Japanese whisky-makers are held in the highest regard around the world and are laden with awards. But why does Japanese whisky cost so much? “As Japanese whisky grows in popularity, demand is outstripping supply making collectors value quality, provenance and rarity. Some of the rarest Japanese whiskies have fetched staggering prices in auction and to some extent many of them come from cult ‘silent’ distilleries that are no longer producing spirits such as Karuizawa and Hanyu. Most of Karuizawa and Hanyu Ichiro’s bottles are now in the hands of private collectors and represent a significant investment and hence finding (and affording) them will be a tough one,” says Vaniitha Jaiin, Founder of The Perfect Pour, a wine, spirits & Lifestyle consulting firm.

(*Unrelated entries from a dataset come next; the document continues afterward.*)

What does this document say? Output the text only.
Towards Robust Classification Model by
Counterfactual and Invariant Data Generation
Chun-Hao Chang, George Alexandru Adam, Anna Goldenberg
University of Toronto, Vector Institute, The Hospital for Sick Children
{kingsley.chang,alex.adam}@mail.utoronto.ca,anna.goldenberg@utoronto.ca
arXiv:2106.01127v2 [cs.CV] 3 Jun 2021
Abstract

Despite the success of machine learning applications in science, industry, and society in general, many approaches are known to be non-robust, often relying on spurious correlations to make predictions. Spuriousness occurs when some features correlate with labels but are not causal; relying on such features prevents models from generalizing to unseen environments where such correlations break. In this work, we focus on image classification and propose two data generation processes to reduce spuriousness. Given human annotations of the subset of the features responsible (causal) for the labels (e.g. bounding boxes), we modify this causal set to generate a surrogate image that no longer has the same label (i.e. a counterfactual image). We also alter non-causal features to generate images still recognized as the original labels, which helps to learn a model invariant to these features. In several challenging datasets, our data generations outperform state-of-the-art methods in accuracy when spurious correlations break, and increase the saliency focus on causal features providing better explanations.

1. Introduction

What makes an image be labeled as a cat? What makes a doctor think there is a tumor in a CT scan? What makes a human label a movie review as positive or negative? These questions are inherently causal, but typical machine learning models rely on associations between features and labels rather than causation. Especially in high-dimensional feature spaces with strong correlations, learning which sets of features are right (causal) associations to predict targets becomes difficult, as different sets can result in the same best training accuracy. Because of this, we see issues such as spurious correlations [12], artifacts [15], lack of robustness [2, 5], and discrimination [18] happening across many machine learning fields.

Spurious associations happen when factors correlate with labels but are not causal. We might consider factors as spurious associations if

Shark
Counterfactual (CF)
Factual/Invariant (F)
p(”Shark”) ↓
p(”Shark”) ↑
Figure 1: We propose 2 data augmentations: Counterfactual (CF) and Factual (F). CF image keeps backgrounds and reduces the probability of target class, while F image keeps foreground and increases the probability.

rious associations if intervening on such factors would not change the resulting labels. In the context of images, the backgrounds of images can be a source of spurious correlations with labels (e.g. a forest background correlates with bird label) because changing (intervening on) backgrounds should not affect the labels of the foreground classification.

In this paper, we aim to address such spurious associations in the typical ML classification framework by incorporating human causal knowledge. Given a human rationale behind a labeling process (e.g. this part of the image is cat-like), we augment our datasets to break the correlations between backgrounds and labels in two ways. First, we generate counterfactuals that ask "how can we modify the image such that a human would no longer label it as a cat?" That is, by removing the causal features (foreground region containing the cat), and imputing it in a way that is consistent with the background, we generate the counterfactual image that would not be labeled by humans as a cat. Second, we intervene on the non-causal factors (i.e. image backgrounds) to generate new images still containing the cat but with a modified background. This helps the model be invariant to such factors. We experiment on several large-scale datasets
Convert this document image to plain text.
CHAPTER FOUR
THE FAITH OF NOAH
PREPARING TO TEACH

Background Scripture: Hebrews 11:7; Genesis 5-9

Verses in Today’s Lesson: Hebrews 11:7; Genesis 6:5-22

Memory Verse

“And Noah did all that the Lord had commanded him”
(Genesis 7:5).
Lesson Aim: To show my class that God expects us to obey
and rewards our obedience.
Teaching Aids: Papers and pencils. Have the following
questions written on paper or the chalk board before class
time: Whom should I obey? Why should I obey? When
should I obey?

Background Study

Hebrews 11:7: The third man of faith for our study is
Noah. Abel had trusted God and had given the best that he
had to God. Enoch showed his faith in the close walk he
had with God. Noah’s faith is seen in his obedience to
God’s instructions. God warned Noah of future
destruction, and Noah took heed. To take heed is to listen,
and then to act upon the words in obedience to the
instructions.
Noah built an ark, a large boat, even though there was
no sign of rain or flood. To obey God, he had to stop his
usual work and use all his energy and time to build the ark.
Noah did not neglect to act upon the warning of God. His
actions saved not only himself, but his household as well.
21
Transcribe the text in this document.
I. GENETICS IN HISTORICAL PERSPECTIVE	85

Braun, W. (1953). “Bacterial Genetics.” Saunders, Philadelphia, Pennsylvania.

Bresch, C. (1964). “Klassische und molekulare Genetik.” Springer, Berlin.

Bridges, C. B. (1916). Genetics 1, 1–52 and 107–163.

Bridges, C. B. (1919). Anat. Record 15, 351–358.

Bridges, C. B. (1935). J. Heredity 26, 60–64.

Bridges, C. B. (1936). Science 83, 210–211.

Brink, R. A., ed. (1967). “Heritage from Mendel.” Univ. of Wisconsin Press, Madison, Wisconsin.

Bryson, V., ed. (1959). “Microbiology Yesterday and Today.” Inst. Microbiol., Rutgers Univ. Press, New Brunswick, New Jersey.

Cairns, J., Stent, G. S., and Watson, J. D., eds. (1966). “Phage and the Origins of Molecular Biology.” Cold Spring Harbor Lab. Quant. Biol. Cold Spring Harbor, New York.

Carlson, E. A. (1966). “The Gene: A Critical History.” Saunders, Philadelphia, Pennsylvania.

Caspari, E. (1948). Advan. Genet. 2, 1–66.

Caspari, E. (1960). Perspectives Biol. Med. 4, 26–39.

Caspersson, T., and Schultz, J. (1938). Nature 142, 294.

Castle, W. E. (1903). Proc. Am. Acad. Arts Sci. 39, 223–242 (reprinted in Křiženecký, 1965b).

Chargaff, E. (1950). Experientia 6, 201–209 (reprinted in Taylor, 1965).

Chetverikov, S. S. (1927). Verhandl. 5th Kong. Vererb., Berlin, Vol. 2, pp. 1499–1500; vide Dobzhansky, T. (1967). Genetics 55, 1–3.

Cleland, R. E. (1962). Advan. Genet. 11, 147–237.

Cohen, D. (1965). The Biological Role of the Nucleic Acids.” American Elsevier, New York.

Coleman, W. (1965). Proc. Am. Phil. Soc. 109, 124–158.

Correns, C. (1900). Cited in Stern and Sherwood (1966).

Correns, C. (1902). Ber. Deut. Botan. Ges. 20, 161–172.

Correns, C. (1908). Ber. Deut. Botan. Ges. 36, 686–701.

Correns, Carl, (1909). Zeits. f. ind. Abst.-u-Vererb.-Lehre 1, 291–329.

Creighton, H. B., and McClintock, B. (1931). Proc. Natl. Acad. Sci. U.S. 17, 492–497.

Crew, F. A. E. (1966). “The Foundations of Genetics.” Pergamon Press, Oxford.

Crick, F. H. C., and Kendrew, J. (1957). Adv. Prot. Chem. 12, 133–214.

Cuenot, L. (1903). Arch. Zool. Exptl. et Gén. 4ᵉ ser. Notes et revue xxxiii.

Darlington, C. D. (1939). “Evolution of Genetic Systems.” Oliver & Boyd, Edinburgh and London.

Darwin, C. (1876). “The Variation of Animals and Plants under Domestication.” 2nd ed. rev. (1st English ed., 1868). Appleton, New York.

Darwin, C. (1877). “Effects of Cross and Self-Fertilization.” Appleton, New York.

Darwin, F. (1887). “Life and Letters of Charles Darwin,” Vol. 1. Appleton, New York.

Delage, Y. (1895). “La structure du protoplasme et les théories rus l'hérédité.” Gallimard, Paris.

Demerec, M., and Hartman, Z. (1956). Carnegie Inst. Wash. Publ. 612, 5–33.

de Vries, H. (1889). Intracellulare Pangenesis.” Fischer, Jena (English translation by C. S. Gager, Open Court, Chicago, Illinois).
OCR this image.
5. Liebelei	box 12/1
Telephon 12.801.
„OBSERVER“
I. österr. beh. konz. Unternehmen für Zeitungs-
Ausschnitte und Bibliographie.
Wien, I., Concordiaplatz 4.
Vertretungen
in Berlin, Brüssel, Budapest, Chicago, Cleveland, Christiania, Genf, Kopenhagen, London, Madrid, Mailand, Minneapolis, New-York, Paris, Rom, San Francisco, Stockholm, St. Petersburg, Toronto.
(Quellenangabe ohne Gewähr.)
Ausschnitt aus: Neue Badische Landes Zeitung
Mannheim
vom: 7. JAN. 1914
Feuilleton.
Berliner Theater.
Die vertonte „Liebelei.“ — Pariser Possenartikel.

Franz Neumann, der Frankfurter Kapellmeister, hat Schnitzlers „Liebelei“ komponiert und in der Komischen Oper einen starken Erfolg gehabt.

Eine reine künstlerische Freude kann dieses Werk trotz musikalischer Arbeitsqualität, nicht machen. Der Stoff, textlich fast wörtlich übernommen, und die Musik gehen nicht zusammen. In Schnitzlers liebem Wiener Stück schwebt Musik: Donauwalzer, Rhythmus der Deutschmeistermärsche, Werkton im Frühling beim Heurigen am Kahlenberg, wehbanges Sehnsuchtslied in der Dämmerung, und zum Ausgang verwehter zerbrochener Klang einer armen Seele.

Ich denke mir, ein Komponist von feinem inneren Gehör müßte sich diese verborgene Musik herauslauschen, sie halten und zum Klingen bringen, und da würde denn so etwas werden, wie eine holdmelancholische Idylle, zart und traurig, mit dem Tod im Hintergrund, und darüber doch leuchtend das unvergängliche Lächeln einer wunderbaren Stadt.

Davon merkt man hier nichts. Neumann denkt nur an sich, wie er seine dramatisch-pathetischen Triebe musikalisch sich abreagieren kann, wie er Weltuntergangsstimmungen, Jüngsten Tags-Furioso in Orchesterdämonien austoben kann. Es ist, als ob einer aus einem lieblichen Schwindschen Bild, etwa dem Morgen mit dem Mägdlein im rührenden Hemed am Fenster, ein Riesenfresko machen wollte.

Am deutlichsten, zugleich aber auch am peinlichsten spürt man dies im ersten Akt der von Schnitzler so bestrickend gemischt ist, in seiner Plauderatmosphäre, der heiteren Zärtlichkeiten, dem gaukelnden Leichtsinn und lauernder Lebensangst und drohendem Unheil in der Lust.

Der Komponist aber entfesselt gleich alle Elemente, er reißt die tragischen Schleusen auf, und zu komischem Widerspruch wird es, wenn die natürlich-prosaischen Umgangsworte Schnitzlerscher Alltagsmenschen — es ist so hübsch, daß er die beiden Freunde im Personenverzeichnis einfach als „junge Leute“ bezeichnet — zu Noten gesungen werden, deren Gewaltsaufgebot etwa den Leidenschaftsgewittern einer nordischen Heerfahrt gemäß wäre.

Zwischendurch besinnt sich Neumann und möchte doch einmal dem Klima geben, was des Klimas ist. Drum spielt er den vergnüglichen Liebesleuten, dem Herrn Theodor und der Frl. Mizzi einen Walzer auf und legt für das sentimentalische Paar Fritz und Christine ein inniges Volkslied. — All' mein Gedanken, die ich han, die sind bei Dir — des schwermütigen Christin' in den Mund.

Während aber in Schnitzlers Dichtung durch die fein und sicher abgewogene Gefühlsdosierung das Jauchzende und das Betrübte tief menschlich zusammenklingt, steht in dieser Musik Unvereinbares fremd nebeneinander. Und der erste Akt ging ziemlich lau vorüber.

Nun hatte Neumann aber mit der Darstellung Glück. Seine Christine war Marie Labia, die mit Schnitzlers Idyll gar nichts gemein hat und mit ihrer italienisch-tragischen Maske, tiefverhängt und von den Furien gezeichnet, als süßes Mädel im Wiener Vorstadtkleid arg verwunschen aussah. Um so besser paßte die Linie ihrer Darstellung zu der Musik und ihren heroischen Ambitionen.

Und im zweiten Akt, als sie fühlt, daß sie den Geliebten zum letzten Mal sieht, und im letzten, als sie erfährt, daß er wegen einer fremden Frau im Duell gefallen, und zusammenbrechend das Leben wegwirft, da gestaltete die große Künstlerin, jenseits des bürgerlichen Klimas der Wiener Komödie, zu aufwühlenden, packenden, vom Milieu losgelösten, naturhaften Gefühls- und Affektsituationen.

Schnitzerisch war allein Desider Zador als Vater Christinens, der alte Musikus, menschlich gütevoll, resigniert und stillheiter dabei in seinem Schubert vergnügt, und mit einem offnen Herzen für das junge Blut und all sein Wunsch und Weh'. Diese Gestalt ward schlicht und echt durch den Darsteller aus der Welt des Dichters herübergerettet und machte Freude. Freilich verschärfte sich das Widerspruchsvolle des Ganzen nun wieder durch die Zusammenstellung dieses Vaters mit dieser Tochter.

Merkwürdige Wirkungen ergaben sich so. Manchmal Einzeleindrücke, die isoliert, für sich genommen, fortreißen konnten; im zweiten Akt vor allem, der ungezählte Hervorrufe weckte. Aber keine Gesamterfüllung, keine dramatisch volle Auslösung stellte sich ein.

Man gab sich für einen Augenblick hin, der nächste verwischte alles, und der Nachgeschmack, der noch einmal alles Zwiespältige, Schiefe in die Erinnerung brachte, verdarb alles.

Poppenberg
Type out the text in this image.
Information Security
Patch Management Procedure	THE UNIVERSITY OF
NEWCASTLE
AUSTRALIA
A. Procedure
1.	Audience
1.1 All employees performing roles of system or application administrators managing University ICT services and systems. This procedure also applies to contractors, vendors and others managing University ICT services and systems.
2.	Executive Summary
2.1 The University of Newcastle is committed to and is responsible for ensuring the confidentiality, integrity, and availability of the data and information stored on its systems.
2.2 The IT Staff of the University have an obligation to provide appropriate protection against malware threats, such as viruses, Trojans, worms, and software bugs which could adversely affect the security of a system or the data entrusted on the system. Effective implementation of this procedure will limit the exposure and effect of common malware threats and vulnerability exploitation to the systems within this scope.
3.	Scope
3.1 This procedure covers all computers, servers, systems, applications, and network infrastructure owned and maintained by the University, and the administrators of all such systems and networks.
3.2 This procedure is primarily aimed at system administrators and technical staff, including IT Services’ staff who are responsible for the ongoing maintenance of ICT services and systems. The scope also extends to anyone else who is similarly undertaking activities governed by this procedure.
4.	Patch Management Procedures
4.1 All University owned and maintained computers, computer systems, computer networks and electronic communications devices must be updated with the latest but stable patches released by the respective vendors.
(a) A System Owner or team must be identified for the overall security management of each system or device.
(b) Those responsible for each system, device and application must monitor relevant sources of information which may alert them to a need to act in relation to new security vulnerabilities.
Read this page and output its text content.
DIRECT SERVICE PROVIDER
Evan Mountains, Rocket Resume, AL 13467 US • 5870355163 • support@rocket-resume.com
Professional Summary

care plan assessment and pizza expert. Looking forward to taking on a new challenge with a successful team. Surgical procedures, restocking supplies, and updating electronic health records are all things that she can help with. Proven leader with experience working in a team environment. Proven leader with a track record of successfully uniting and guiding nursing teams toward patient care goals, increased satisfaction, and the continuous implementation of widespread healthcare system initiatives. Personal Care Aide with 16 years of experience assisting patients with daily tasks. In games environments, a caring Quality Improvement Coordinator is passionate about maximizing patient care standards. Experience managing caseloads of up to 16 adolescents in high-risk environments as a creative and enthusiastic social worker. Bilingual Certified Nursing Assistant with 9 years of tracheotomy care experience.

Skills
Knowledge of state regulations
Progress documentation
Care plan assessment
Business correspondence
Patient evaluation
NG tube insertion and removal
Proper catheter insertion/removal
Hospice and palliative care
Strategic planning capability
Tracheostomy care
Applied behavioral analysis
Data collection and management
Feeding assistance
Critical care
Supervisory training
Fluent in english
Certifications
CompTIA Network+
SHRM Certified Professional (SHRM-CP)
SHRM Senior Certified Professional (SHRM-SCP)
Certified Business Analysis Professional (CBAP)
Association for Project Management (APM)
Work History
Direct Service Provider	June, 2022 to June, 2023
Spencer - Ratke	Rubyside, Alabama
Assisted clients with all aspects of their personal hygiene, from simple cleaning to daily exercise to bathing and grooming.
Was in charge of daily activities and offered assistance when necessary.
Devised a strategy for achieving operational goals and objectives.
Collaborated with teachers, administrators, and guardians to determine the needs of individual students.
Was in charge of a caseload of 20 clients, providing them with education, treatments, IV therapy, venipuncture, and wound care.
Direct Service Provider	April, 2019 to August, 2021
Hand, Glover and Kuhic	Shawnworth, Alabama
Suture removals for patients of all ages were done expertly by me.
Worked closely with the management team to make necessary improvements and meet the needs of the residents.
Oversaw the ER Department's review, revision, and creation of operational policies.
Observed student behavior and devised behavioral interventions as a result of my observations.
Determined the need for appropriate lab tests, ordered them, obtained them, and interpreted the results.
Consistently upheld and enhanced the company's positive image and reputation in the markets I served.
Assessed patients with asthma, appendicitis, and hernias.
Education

Blending is a key component of the craft of making whisky and the Japanese have mastered this craft believes Priyanka Blah, Founder and editor The Dram Attic. “The process of ageing in rare Japanese oak casks like Mizunara makes some liquids even more desirable than others and largely unaffordable. To top it all, there has been a massive demand-supply issue where Japanese distilleries found themselves unable to keep up with global demand and we all know scarcity does wonders for desirability.”
1. Nikka Coffey Grain
Don’t expect a jolt of caffeine in this whisky by Masataka Taketsuru who studied the art of whisky production in Scotland and returned to Japan as a master blender and with a Scottish wife. The “Coffey” in question refers to Aeneas Coffey, who invented a more efficient column still in the early 19th century. “This beautiful single grain whisky distilled to perfection has all the notes of vanilla and toffee that you look for, with a lingering taste of Bourbon. A very easy sip with zero pretension. Pair it with a nice cheese such as camembert or brie and you’re all set for a cosy night in,” says Blah.
2. Hakushu 12 Year Old
If you like peated Scotch whiskies, then this is one dram you ought to own says Singh. Like Yamazaki, Hakushu is owned by Suntory and is best-known for its respective 12, 18 and 25-year single malts. “The perfect way to serve this full-bodied, sherried and smoky whisky is neat,” elaborates Singh. Of course the 25-year will taste the best and cost the most. For an extra dose of delicious smoke, track down the Hakushu Heavily Peated.
3. Hibiki 17 Year Old
Hibiki means harmony in Japanese which has certainly been achieved in this wonderful and iconic whisky. “It’s a fantastic blend from Suntory and an incredibly well-rounded sipper with lovely notes of caramel and toffee. While I would recommend drinking Hibiki 17 neat, it’s just one way of enjoying this whisky. You can also have it on the rocks or with a dash of water to savour its long woody finish that will leave you with no doubt that Hibiki is one of the best blends out there,” says Jaiin. Suntory has reportedly discontinued it in most markets, leaving Japanese whisky fans aghast (limited quantities are still available).
4. Yamazaki 12 Year Old
This distillery that started it all is still up and running, making some of the best Japanese whiskies that will ever cross your lips. Expect rich texture, palpable complexity and unmistakable character from every sip of the brand’s top vintages. The 12 YO is quintessential Japanese whisky aged in a variety of casks, giving it a nice balance of flavours. “You simply cannot go wrong with the classic Yamazaki 12. The first widely marketed “Japanese Whisky” back in the 80s, this bottle is testament to the masterfully crafted whiskies Suntory are known for releasing. There’s sweetness, there’s spice, there’s tropical fruits and just a hint of peatiness that is easy to miss if you don’t pay attention. Pair this with your favourite playlist, that’s really all you need,” says Blah.
5. Akkeshi New Born Foundations
Akkeshi distillery that produces this esoteric whisky is in Hoddaiko where the climate and terrain are similar to that of Islay and it’s the only place in Japan where peat grows naturally. So Akkeshi uses it in their barley smoking process. Aged in sherry casks and other specially prepared casks for 13 to 30 months, Akkeshi New Born Foundations is a beautiful whisky with suggestions of caramelized banana, bittersweet chocolate and spice.
6. Chichibu Ichiro Malt & Grain Blended
This blended whisky from globally renowned distiller Ichiro Akuto yields notes of toffee, butterscotch, tropical fruit and tobacco with a spicy finish. Among the label’s other veritable sippers include Ichiro’s Malt Chichibu ‘The Peated’ 2015 Cask Strength and Ichiro’s Malt Chichibu ‘On the Way’ Single Malt.